Nu heeft vandaag het CPB/SCP het rapport Kansrijk armoedebeleid gepubliceerd. Zo’n beetje alles wat je als overheid zou kunnen doen om armoede en kansloosheid het land uit te helpen, is keurig op een rijtje gezet en alles is doorgerekend.
Veel mensen zijn verbijsterd. Wat mensen in de bijstand al lang wisten, staat nu eens netjes zwart op wit: de overheid heeft de bijstandsuitkering sinds 2011 verlaagd. Geen wonder dat steeds meer mensen in de bijstand het ieder jaar weer moeilijker vinden om rond te komen.
De overheid doet aan een soort “Killing them softly” tot uiteindelijk alle (werkende) armen in de wurggreep van de schuldhulpverlening zijn. Waren er geen armen dan hadden een heleboel coaches, schuldhulpverleners en welzijnswerkers geen werk meer. De armoede-industrie tiert welig in dit land.
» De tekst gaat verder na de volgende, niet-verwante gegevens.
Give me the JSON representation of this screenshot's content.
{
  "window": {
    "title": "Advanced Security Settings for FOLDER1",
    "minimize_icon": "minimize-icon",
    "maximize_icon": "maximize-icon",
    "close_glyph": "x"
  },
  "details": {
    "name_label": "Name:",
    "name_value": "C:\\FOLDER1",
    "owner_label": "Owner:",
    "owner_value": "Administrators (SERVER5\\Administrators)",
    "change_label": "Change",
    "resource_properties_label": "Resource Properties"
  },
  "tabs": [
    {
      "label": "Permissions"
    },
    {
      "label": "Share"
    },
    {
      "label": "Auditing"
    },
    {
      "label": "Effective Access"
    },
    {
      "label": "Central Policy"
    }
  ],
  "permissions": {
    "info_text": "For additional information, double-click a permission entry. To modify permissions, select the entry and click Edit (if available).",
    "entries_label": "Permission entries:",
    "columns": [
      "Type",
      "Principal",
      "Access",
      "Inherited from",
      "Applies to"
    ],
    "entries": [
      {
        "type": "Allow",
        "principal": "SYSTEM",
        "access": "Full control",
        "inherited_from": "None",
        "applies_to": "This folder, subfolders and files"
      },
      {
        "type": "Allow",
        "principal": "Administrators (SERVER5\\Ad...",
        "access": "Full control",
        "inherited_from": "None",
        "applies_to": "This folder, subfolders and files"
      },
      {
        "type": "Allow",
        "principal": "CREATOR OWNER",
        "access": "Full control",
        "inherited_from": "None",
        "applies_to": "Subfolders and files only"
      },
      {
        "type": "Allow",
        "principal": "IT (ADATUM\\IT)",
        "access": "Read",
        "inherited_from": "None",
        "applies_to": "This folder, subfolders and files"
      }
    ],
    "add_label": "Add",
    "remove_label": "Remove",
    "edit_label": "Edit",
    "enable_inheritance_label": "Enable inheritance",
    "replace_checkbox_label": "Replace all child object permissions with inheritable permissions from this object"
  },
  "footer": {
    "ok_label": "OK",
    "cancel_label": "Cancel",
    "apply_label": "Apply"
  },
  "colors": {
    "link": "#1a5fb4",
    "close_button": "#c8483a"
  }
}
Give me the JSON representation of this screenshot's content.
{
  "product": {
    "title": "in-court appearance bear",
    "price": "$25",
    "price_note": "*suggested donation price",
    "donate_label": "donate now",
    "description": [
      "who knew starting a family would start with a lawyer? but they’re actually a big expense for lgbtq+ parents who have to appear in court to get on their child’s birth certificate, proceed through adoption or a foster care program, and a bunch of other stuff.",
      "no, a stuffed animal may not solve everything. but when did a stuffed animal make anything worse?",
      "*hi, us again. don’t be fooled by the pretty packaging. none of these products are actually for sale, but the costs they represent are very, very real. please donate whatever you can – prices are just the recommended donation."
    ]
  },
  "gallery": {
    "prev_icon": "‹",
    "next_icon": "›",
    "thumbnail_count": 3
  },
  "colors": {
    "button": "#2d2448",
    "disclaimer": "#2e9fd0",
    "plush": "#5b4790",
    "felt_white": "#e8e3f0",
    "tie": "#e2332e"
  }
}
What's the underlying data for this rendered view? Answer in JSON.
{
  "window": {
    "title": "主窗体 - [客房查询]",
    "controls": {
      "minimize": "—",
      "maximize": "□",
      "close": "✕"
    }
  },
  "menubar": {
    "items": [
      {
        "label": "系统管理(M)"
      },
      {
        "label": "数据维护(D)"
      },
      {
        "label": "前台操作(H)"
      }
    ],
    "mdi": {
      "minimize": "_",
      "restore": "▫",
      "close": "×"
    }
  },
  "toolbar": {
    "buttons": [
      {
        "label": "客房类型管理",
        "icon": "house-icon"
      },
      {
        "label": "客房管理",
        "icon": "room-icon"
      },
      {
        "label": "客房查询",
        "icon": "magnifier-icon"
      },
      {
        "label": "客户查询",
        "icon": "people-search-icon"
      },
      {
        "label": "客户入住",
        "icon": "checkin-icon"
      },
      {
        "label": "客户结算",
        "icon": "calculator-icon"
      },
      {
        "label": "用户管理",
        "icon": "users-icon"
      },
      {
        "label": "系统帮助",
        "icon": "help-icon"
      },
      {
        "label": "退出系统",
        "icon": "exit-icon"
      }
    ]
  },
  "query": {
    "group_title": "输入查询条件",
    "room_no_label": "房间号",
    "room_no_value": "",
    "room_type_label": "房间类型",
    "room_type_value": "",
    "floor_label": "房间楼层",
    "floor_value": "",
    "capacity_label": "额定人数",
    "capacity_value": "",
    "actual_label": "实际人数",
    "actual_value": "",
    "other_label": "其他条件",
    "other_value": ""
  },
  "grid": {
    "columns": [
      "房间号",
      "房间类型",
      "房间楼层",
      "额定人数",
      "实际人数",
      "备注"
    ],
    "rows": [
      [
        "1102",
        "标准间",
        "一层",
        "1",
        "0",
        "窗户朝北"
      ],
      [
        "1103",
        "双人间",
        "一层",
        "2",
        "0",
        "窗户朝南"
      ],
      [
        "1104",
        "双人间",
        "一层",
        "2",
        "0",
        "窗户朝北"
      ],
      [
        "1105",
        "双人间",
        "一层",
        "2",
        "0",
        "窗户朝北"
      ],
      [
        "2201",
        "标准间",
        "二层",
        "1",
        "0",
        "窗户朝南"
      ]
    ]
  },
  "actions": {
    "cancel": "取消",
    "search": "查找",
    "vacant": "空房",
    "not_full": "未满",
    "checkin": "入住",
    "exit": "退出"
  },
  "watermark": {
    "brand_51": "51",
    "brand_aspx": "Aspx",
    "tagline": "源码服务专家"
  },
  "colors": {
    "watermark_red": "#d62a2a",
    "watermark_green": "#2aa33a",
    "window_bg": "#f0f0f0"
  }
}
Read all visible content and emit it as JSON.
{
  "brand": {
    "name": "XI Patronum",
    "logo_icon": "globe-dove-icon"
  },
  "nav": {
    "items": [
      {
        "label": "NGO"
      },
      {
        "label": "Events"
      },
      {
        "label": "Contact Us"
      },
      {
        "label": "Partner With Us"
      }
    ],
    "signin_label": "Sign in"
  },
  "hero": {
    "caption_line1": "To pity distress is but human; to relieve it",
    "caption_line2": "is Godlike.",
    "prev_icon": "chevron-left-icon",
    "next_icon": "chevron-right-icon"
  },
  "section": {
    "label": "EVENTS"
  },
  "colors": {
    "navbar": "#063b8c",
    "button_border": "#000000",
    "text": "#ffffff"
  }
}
Waarom draait de overheid bij met name mensen in de bijstand steeds meer de duimschroeven aan? Dat is vrij simpel. De overheid vindt dat werk moet lonen. Ze kan dan of de lonen omhoog laten gaan of de uitkering naar beneden. Uiteraard is onder de kabinetten Rutte een loonsverhoging onbespreekbaar dus worden mensen in de bijstand steeds armer gemaakt. En dat arm maken gaat dubbelop. Mensen worden niet alleen maar steeds armer door regelingen vanuit de landelijke overheid, ook de gemeentes korten met graagte op regelingen voor de armsten, gehandicapten en zieken. Gemeentes die armlastig zijn schrappen zonder blikken of blozen bijvoorbeeld regelingen die bedoeld zijn om schoolkosten mee te betalen (basis- en middelbare school) de individuele inkomenstoeslag staat in vrijwel iedere gemeente ter discussie (want… stel je voor dat die luie bijstanders niet gaan werken vanwege die inkomenstoeslag….) dan hebben we nog de tegemoetkoming voor de armsten onder de zieken, de meerkostenregeling voor chronisch zieken en gehandicapten. Zoals bekend maken zieken in dit land veel kosten. Hun eigen risico moeten ze gewoon volledig betalen en over eigen bijdrages hebben we het maar niet. Deze regeling is in sommige gemeentes volledig weggesaneerd en in andere geminimaliseerd. De ziekteboete is daarmee weer ingevoerd.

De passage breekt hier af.